Стремление к возрождению и роль Д. Л. Муди
Одним из самых заметных религиозных событий конца XIX в. был очевидный успех Дуайта Л. Муди. Родившись в семье со средним достатком, Муди еще с раннего возраста решил стать преуспевающим капиталистом. И он мог бы стать в один ряд с такими людьми, как Карнеги, Рокфеллер, МакКормик, если бы не его полное обращение в христианство в 1850–е годы. С тех пор Муди посвятил весь свой талант и инициативу делу приобретения душ.
Муди проповедует нескольким тысячам лондонцев
В то время как Чарльз Финней в 1820–е и 1830–е годы достиг большого успеха в селениях, где число жителей редко превышало 10 тысяч человек, усилия Муди были главным образом направлены на большие города с миллионным населением.

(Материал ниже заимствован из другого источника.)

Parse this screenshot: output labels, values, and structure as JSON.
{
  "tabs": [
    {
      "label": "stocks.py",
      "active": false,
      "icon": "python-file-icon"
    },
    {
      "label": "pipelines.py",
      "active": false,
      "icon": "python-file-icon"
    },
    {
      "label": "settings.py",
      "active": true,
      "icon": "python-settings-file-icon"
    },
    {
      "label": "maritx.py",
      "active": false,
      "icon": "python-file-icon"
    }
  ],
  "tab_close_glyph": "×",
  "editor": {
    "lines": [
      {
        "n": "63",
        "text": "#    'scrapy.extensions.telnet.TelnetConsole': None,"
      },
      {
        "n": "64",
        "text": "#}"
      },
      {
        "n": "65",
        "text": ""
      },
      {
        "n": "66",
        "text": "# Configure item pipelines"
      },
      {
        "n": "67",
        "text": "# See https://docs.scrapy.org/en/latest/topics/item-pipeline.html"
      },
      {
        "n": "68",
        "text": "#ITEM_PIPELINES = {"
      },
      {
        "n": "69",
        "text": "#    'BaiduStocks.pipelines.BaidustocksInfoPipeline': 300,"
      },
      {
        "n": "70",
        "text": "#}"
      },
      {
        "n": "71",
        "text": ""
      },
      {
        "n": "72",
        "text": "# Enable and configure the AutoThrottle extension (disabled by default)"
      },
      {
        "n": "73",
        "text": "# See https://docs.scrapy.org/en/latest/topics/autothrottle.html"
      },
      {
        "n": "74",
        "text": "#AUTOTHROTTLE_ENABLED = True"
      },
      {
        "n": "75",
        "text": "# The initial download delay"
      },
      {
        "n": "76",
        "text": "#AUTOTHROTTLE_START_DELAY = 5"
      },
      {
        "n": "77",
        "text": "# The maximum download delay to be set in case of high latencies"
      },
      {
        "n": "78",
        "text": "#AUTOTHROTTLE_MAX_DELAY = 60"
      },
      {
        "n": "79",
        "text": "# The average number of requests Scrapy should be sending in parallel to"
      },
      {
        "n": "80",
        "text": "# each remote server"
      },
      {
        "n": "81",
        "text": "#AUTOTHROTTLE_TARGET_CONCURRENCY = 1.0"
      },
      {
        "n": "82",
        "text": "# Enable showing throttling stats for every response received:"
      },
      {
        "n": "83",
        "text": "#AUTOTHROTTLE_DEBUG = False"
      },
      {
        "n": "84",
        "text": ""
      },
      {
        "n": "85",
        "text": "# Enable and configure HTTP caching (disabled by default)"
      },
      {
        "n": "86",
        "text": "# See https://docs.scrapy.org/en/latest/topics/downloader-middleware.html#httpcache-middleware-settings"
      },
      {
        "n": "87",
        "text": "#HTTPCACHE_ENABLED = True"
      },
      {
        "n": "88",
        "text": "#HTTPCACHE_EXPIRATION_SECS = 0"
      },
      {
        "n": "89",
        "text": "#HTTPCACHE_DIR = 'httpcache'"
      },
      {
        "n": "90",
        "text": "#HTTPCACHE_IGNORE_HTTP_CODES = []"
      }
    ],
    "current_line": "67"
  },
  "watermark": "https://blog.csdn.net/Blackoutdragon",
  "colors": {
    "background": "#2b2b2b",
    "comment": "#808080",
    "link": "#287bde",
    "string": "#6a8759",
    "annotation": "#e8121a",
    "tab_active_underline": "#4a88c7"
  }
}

В такие города перебиралось множество людей, покинувших фермы и небольшие поселки ради городской жизни и городских соблазнов. Со временем они оставляли свои религиозные связи и привычки, что было довольно легко сделать в мире, где не испытываешь социального давления сельского общества. Кроме этой большой группы местного, не приобщенного к церкви населения, насчитывались сотни тысяч новых иммигрантов с их странными обычаями и непротестантской религией.

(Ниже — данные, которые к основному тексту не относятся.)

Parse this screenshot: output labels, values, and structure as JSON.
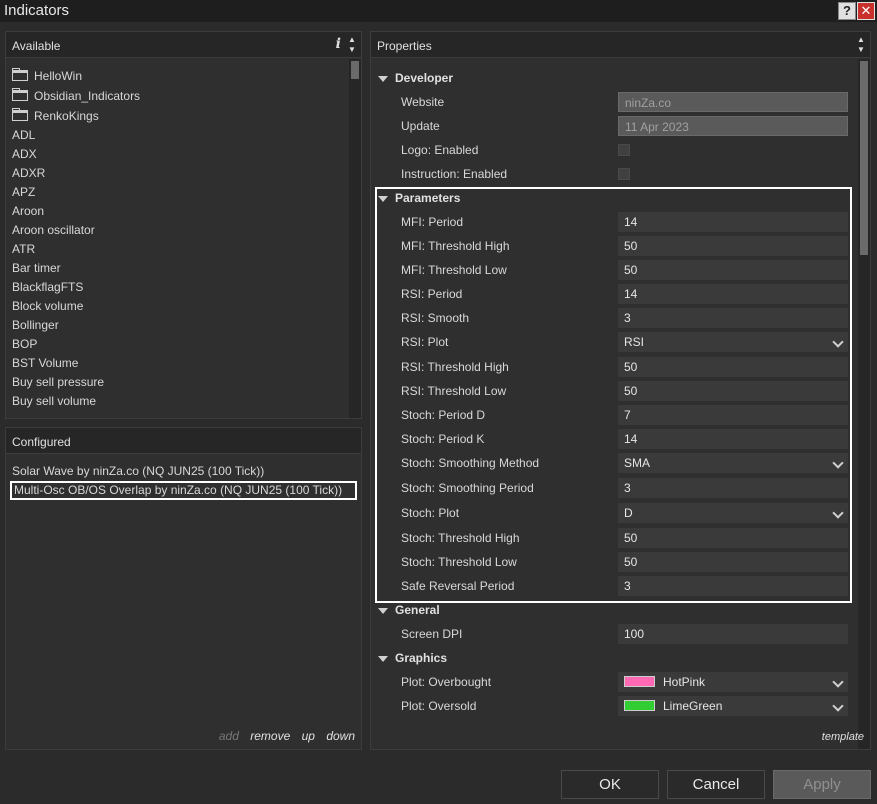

Выросший в сельской местности Новой Англии, Муди знал, что «воды стекают с холма», и он был убежден, что в жизни страны «самыми высокими холмами являются города». Если бы протестантизму удалось приобрести города, то «мы расшевелили бы всю страну». Консервативные богатые классы в основном разделяли надежды Муди. Опасаясь необращенного пролетариата, они поддерживали как материально, так и морально возрождающие кампании Муди, хотя, казалось, что сами они были больше заинтересованы социальной стабильностью, чем самой евангельской вестью.
Под влиянием Муди энтузиазм лагерных собраний охватил большие города. С энтузиазмом сочетался организационный опыт, взятый из мира бизнеса. Кампании Муди ничего не оставляли на волю случая. Каждый шаг направлялся различными комитетами. Был даже создан комитет по проверке работы других комитетов. Для достижения большего успеха Муди использовал также современную рекламу. Когда один человек заявил о том, что рекламировать религиозное служение недостойно, Муди возразил, что еще более недостойно проповедовать пустым скамьям.

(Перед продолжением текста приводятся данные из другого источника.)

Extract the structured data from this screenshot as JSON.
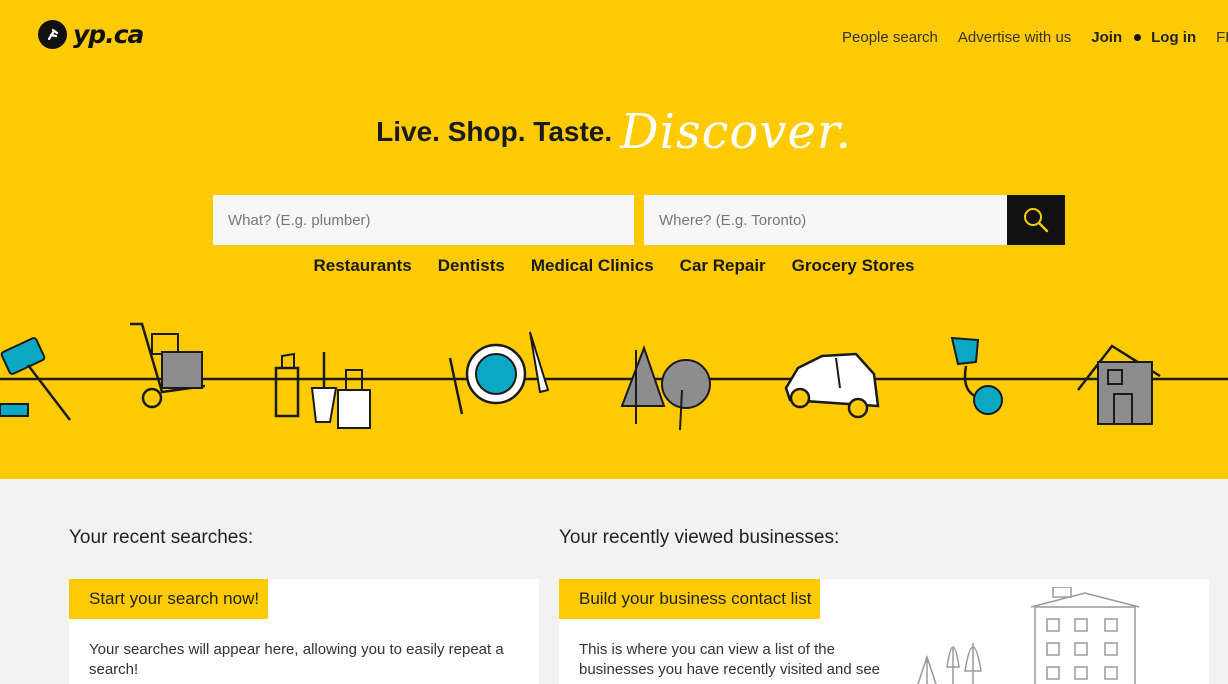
{
  "brand": {
    "logo_text": "yp.ca"
  },
  "nav": {
    "people_search": "People search",
    "advertise": "Advertise with us",
    "join": "Join",
    "login": "Log in",
    "lang": "FR"
  },
  "headline": {
    "main": "Live. Shop. Taste.",
    "script": "Discover."
  },
  "search": {
    "what_placeholder": "What? (E.g. plumber)",
    "where_placeholder": "Where? (E.g. Toronto)"
  },
  "quick_links": [
    "Restaurants",
    "Dentists",
    "Medical Clinics",
    "Car Repair",
    "Grocery Stores"
  ],
  "recent_searches": {
    "title": "Your recent searches:",
    "tag": "Start your search now!",
    "body_line1": "Your searches will appear here, allowing you to easily repeat a",
    "body_line2": "search!"
  },
  "recent_businesses": {
    "title": "Your recently viewed businesses:",
    "tag": "Build your business contact list",
    "body_line1": "This is where you can view a list of the",
    "body_line2": "businesses you have recently visited and see"
  },
  "colors": {
    "brand_yellow": "#fecb03",
    "accent_teal": "#0aa8c3",
    "illustration_gray": "#8d8d8d",
    "ink": "#1a1a1a"
  }
}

Скамьи Муди были какими угодно, только не пустыми. Его евангельские группы по примеру массовой индустрии организовали обработку «сырого материала» густонаселенных городов в окончательный протестантский продукт. Его методы послужили образцом для массового евангелизма Билли Санди и Билли Грэма в XX в.
Богословская весть Муди была простой. Он говорил, что люди были погублены грехом, искуплены Христом и возрождены Святым Духом. Все, что от них требовалось для спасения, — это готовность верить. Муди проповедовал, побуждая людей принять решение. «Я смотрю на этот мир, как на корабль, терпящий кораблекрушение, — утверждал он. — Бог дал мне спасательную шлюпку и сказал: „Муди, спаси всех, кого только можешь"». Его не беспокоило, к какой конфессии присоединятся люди, лишь бы они оказались в спасательной шлюпке.
Два аспекта теологии Муди оказали особенно большое влияние на изменяющийся протестантизм конца XIX — начала XX вв. Во–первых, Муди был сторонником премилленаризма и подчеркивал, что Второе пришествие Христа — это единственное избавление для мира, безнадежно потерянного во грехе. Данный акцент во многом содействовал тому, что многие консерваторы приняли развивающийся диспенсационализм тех дней.
Во–вторых, теология Муди повлияла на протестантский мир того времени, потому что она не была представлена детально. Неполное содержание в сочетании с тем фактом, что Муди настаивал на союзе всех протестантских церквей для поддержки его кампаний в городах, безусловно, создали внешний союз либералов и консерваторов. Но в начале XX в. этот внешний союз привел к обострению кризиса в протестантизме, поскольку реальные различия между модернистами и фундаменталистами были упущены из вида. В конце концов стало слишком поздно вести сдержанную дискуссию по вопросам, которые всплыли бы раньше, если бы не последовало успокаивающего эффекта от популярного, кажущегося единства.